= Uniqueness type =

Concept in computing

In computing, a unique type guarantees that an object is used in a single-threaded way, with at most a single reference to it. If a value has a unique type, a function applied to it can be optimized to update the value in-place in the object code. Such in-place updates improve the efficiency of functional languages while maintaining referential transparency. Unique types can also be used to integrate functional and imperative programming.

==Introduction==
Uniqueness typing is best explained using an example. Consider a function readLine that reads the next line of text from a given file:

function readLine(File f) returns String
    return line where
        String line = doImperativeReadLineSystemCall(f)
    end
end

Now doImperativeReadLineSystemCall reads the next line from the file using an OS-level system call which has the side effect of changing the current position in the file. But this violates referential transparency because calling it multiple times with the same argument will return different results each time as the current position in the file gets moved. This in turn makes readLine violate referential transparency because it calls doImperativeReadLineSystemCall.

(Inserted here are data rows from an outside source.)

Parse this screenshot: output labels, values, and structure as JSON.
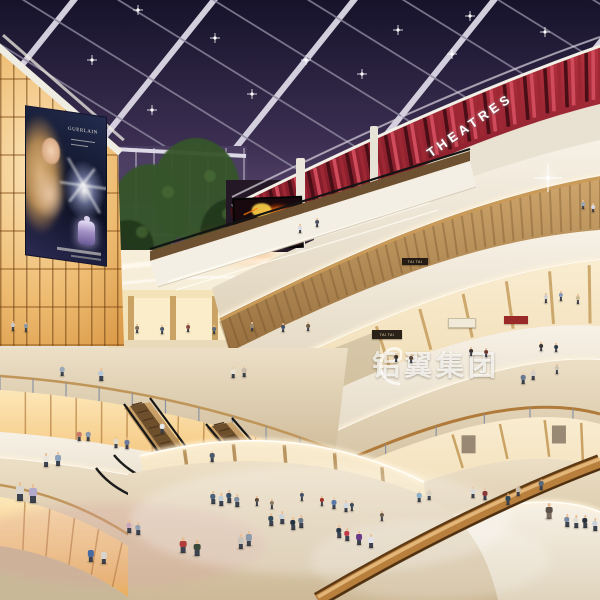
{
  "scene_title": "Multi-level shopping mall atrium interior at night",
  "signs": {
    "theatres": "THEATRES",
    "billboard_brand": "GUERLAIN",
    "store_tai_tai_upper": "TAI TAI",
    "store_tai_tai_lower": "TAI TAI",
    "watermark": "铝翼集团"
  },
  "colors": {
    "sky_top": "#16132b",
    "sky_mid": "#3c2f52",
    "sky_bottom": "#57456b",
    "beam_white": "#ddd9e6",
    "beam_thin": "#8f8aa0",
    "theatre_red": "#9e2734",
    "theatre_red_light": "#d04b5c",
    "theatre_red_dark": "#4a0e16",
    "fascia_cream_hi": "#f7f1e6",
    "fascia_cream_lo": "#e0d4bd",
    "cove_glow": "#fff3da",
    "cove_core": "#fffef8",
    "wood_hi": "#cfa76d",
    "wood_lo": "#976f3f",
    "shop_warm_hi": "#f9ecd0",
    "shop_warm_lo": "#eed9ae",
    "floor_hi": "#ecdfc6",
    "floor_lo": "#cdb997",
    "fire_hot": "#ffd24a",
    "fire_mid": "#ff7a10",
    "fire_deep": "#8c1e06",
    "glow_panel_hi": "#fde7b8",
    "glow_panel_lo": "#e7ad58",
    "tree_green": "#35552c",
    "tree_dark": "#24391f",
    "rail_wood": "#b97f3d",
    "rail_hi": "#e6bc7e",
    "rail_dark": "#5e3a14",
    "skin": "#e9bd93"
  },
  "people": [
    [
      20,
      501,
      19,
      "#d9d5cd"
    ],
    [
      33,
      503,
      19,
      "#b3aacb"
    ],
    [
      46,
      467,
      14,
      "#e9e5db"
    ],
    [
      58,
      466,
      14,
      "#8aa2ba"
    ],
    [
      79,
      441,
      11,
      "#c87868"
    ],
    [
      88,
      441,
      11,
      "#8a9aaa"
    ],
    [
      116,
      448,
      12,
      "#e2dac9"
    ],
    [
      127,
      449,
      12,
      "#6a7a9a"
    ],
    [
      62,
      376,
      11,
      "#9aaaba"
    ],
    [
      101,
      381,
      13,
      "#b9c9d9"
    ],
    [
      233,
      378,
      11,
      "#e9e1d1"
    ],
    [
      244,
      377,
      11,
      "#c9b9a9"
    ],
    [
      13,
      331,
      10,
      "#c9c9c9"
    ],
    [
      26,
      332,
      10,
      "#8a9aaa"
    ],
    [
      137,
      333,
      9,
      "#7a6a5a"
    ],
    [
      162,
      334,
      9,
      "#4a5a6a"
    ],
    [
      188,
      332,
      9,
      "#8a4a42"
    ],
    [
      214,
      334,
      9,
      "#5a6a7a"
    ],
    [
      252,
      331,
      9,
      "#9a8a72"
    ],
    [
      283,
      332,
      9,
      "#42526a"
    ],
    [
      308,
      331,
      9,
      "#6a5a4a"
    ],
    [
      162,
      433,
      11,
      "#e9e9e9"
    ],
    [
      212,
      462,
      11,
      "#4a5a6a"
    ],
    [
      300,
      233,
      9,
      "#d9d9e2"
    ],
    [
      317,
      227,
      9,
      "#4a5262"
    ],
    [
      213,
      504,
      13,
      "#48607a"
    ],
    [
      221,
      506,
      13,
      "#c1cdd9"
    ],
    [
      229,
      503,
      13,
      "#395069"
    ],
    [
      237,
      507,
      13,
      "#8191a1"
    ],
    [
      183,
      553,
      16,
      "#b13a3a"
    ],
    [
      197,
      556,
      16,
      "#3a4a3a"
    ],
    [
      241,
      549,
      15,
      "#c9c5bd"
    ],
    [
      249,
      546,
      15,
      "#8a9aaa"
    ],
    [
      271,
      526,
      13,
      "#314959"
    ],
    [
      282,
      524,
      13,
      "#c9d1d9"
    ],
    [
      293,
      530,
      13,
      "#213141"
    ],
    [
      301,
      528,
      13,
      "#697989"
    ],
    [
      334,
      509,
      12,
      "#597aa9"
    ],
    [
      346,
      512,
      12,
      "#d1d9e1"
    ],
    [
      339,
      538,
      13,
      "#293949"
    ],
    [
      347,
      541,
      13,
      "#c13949"
    ],
    [
      359,
      545,
      14,
      "#6a3a8a"
    ],
    [
      371,
      548,
      14,
      "#e1e1e9"
    ],
    [
      419,
      502,
      11,
      "#8ab1c9"
    ],
    [
      429,
      500,
      11,
      "#d9d1c1"
    ],
    [
      91,
      562,
      15,
      "#4869a1"
    ],
    [
      104,
      564,
      15,
      "#d9d5cd"
    ],
    [
      129,
      533,
      13,
      "#c9a9b9"
    ],
    [
      138,
      535,
      13,
      "#91a1b1"
    ],
    [
      473,
      498,
      12,
      "#d9d9d9"
    ],
    [
      485,
      500,
      12,
      "#893939"
    ],
    [
      508,
      505,
      12,
      "#314959"
    ],
    [
      518,
      496,
      11,
      "#c9bea9"
    ],
    [
      541,
      490,
      11,
      "#596979"
    ],
    [
      549,
      519,
      16,
      "#5a5048",
      "#7a6c5e"
    ],
    [
      567,
      527,
      13,
      "#7989a1"
    ],
    [
      576,
      528,
      13,
      "#e1ded6"
    ],
    [
      585,
      528,
      13,
      "#293039"
    ],
    [
      595,
      531,
      13,
      "#c9d1d9"
    ],
    [
      523,
      384,
      11,
      "#697991"
    ],
    [
      533,
      380,
      11,
      "#d9d1c9"
    ],
    [
      557,
      374,
      10,
      "#c9c1b1"
    ],
    [
      546,
      303,
      10,
      "#d1d1d1"
    ],
    [
      561,
      301,
      10,
      "#8a99b9"
    ],
    [
      578,
      304,
      10,
      "#c9b991"
    ],
    [
      583,
      209,
      9,
      "#99a9b9"
    ],
    [
      593,
      212,
      9,
      "#d9d9e1"
    ],
    [
      396,
      362,
      9,
      "#3a3230"
    ],
    [
      411,
      363,
      9,
      "#54443a"
    ],
    [
      471,
      356,
      9,
      "#3a3230"
    ],
    [
      486,
      357,
      9,
      "#6a3a32"
    ],
    [
      541,
      351,
      9,
      "#3a3230"
    ],
    [
      556,
      352,
      9,
      "#2a3a4a"
    ],
    [
      257,
      506,
      10,
      "#5a4a3a"
    ],
    [
      272,
      509,
      10,
      "#8a7a62"
    ],
    [
      302,
      501,
      10,
      "#42526a"
    ],
    [
      322,
      506,
      10,
      "#a13028"
    ],
    [
      352,
      511,
      10,
      "#3a4a5a"
    ],
    [
      382,
      521,
      10,
      "#6a5a4a"
    ]
  ]
}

However, using uniqueness typing, we can construct a new version of readLine that is referentially transparent even though it's built on top of a function that's not referentially transparent:

function readLine2(unique File f) returns (unique File, String)
    return (differentF, line) where
        String line = doImperativeReadLineSystemCall(f)
        File differentF = newFileFromExistingFile(f)
    end
end

The unique declaration specifies that the type of f is unique; that is to say that f may never be referred to again by the caller of readLine2 after readLine2 returns, and this restriction is enforced by the type system. And since readLine2 does not return f itself but rather a new, different file object differentF, this means that it's impossible for readLine2 to be called with f as an argument ever again, thus preserving referential transparency while allowing for side effects to occur.

==Programming languages==
Uniqueness types are implemented in functional programming languages such as Clean, Mercury, SAC and Idris. They are sometimes used for doing I/O operations in functional languages in lieu of monads.

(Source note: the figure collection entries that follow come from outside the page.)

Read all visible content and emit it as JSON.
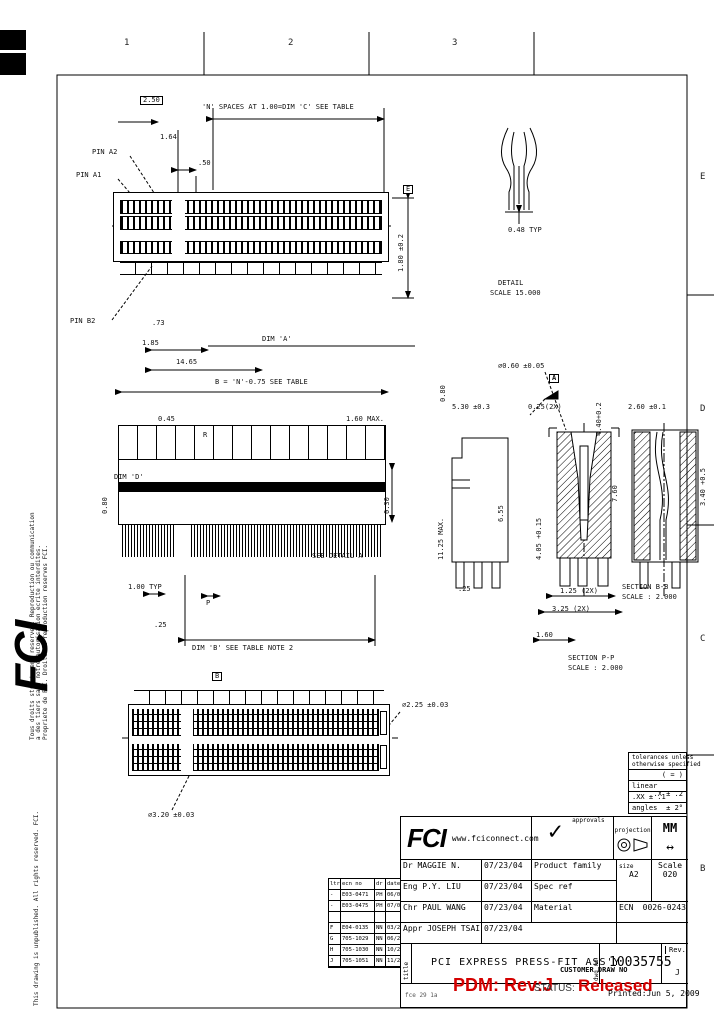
{
  "zones": {
    "top1": "1",
    "top2": "2",
    "top3": "3",
    "r1": "E",
    "r2": "D",
    "r3": "C",
    "r4": "B"
  },
  "margins": {
    "fr1": "Tous droits strictement reserves. Reproduction ou communication",
    "fr2": "a des tiers sans notre autorisation ecrite interdites.",
    "fr3": "Propriete de FCI. Droits de reproduction reserves FCI.",
    "en1": "This drawing is unpublished. All rights reserved. FCI.",
    "logo": "FCI"
  },
  "detail": {
    "dim": "0.48 TYP",
    "name": "DETAIL",
    "scale": "SCALE 15.000"
  },
  "markers": {
    "a": "A",
    "b": "B",
    "e": "E"
  },
  "sections": {
    "bb": "SECTION B-B",
    "bb_scale": "SCALE : 2.000",
    "pp": "SECTION P-P",
    "pp_scale": "SCALE : 2.000"
  },
  "dims": {
    "box250": "2.50",
    "nspaces": "'N' SPACES AT 1.00=DIM 'C' SEE TABLE",
    "v164": "1.64",
    "v50": ".50",
    "pinA2": "PIN A2",
    "pinA1": "PIN A1",
    "pinB2": "PIN B2",
    "v73": ".73",
    "v185": "1.85",
    "v1465": "14.65",
    "dimA": "DIM 'A'",
    "v180": "1.80 ±0.2",
    "beq": "B = 'N'-0.75 SEE TABLE",
    "v045": "0.45",
    "v160max": "1.60 MAX.",
    "rlab": "R",
    "plab": "P",
    "dimD": "DIM 'D'",
    "v080a": "0.80",
    "v080b": "0.80",
    "v030": "0.30",
    "seedetail": "SEE DETAIL A",
    "v100typ": "1.00 TYP",
    "v25a": ".25",
    "dimB": "DIM 'B' SEE TABLE NOTE 2",
    "r060": "⌀0.60 ±0.05",
    "v530": "5.30 ±0.3",
    "v025x": "0.25(2X)",
    "v260": "2.60 ±0.1",
    "v1125": "11.25 MAX.",
    "v655": "6.55",
    "v440": "4.40+0.2",
    "v760": "7.60",
    "v340": "3.40 +0.5",
    "v405": "4.05 +0.15",
    "v125x": "1.25 (2X)",
    "v325x": "3.25 (2X)",
    "v160b": "1.60",
    "v25b": ".25",
    "d225": "⌀2.25 ±0.03",
    "d320": "⌀3.20 ±0.03"
  },
  "tolerance": {
    "h1": "tolerances unless",
    "h2": "otherwise specified",
    "eq": "( = )",
    "linear": "linear",
    "lin1": ".X ± .2",
    "lin2": ".XX ± .1",
    "ang_label": "angles",
    "ang": "± 2°"
  },
  "revisions": {
    "headers": [
      "ltr",
      "ecn no",
      "dr",
      "date"
    ],
    "rows": [
      [
        "-",
        "E03-0471",
        "PH",
        "06/03"
      ],
      [
        "-",
        "E03-0475",
        "PH",
        "07/03"
      ],
      [
        "",
        "",
        "",
        ""
      ],
      [
        "F",
        "E04-0135",
        "NN",
        "03/2005"
      ],
      [
        "G",
        "705-1029",
        "NN",
        "06/2005"
      ],
      [
        "H",
        "705-1030",
        "NN",
        "10/2005"
      ],
      [
        "J",
        "705-1051",
        "NN",
        "11/2005"
      ]
    ]
  },
  "title_block": {
    "logo": "FCI",
    "website": "www.fciconnect.com",
    "approvals": "approvals",
    "approvals_check": "✓",
    "projection": "projection",
    "units": "MM",
    "units_arrow": "↔",
    "r1_role": "Dr",
    "r1_name": "MAGGIE N.",
    "r1_date": "07/23/04",
    "r1_field": "Product family",
    "r2_role": "Eng",
    "r2_name": "P.Y. LIU",
    "r2_date": "07/23/04",
    "r2_field": "Spec ref",
    "r3_role": "Chr",
    "r3_name": "PAUL WANG",
    "r3_date": "07/23/04",
    "r3_field": "Material",
    "r4_role": "Appr",
    "r4_name": "JOSEPH TSAI",
    "r4_date": "07/23/04",
    "size_label": "size",
    "size": "A2",
    "scale_label": "Scale",
    "scale": "020",
    "ecn_label": "ECN",
    "ecn_no": "0026-0243",
    "title_label": "title",
    "dwg_label": "dwg no",
    "title": "PCI EXPRESS PRESS-FIT ASS'Y",
    "number": "10035755",
    "rev_label": "Rev.",
    "rev": "J",
    "form": "fce 29 1a"
  },
  "stamps": {
    "pdm": "PDM: Rev:J",
    "status_label": "STATUS:",
    "status": "Released",
    "customer": "CUSTOMER DRAW NO",
    "printed": "Printed:Jun  5, 2009"
  }
}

A compiler extension has been developed for the Scala programming language which uses annotations to handle uniqueness in the context of message passing between actors.

==Relationship to linear typing==
A unique type is very similar to a linear type, to the point that the terms are often used interchangeably, but there is in fact a distinction: actual linear typing allows a non-linear value to be typecast to a linear form, while still retaining multiple references to it. Uniqueness guarantees that a value has no other references to it, while linearity guarantees that no more references can be made to a value.

Linearity and uniqueness can be seen as particularly distinct when in relation to non-linearity and non-uniqueness modalities, but can then also be unified in a single type system.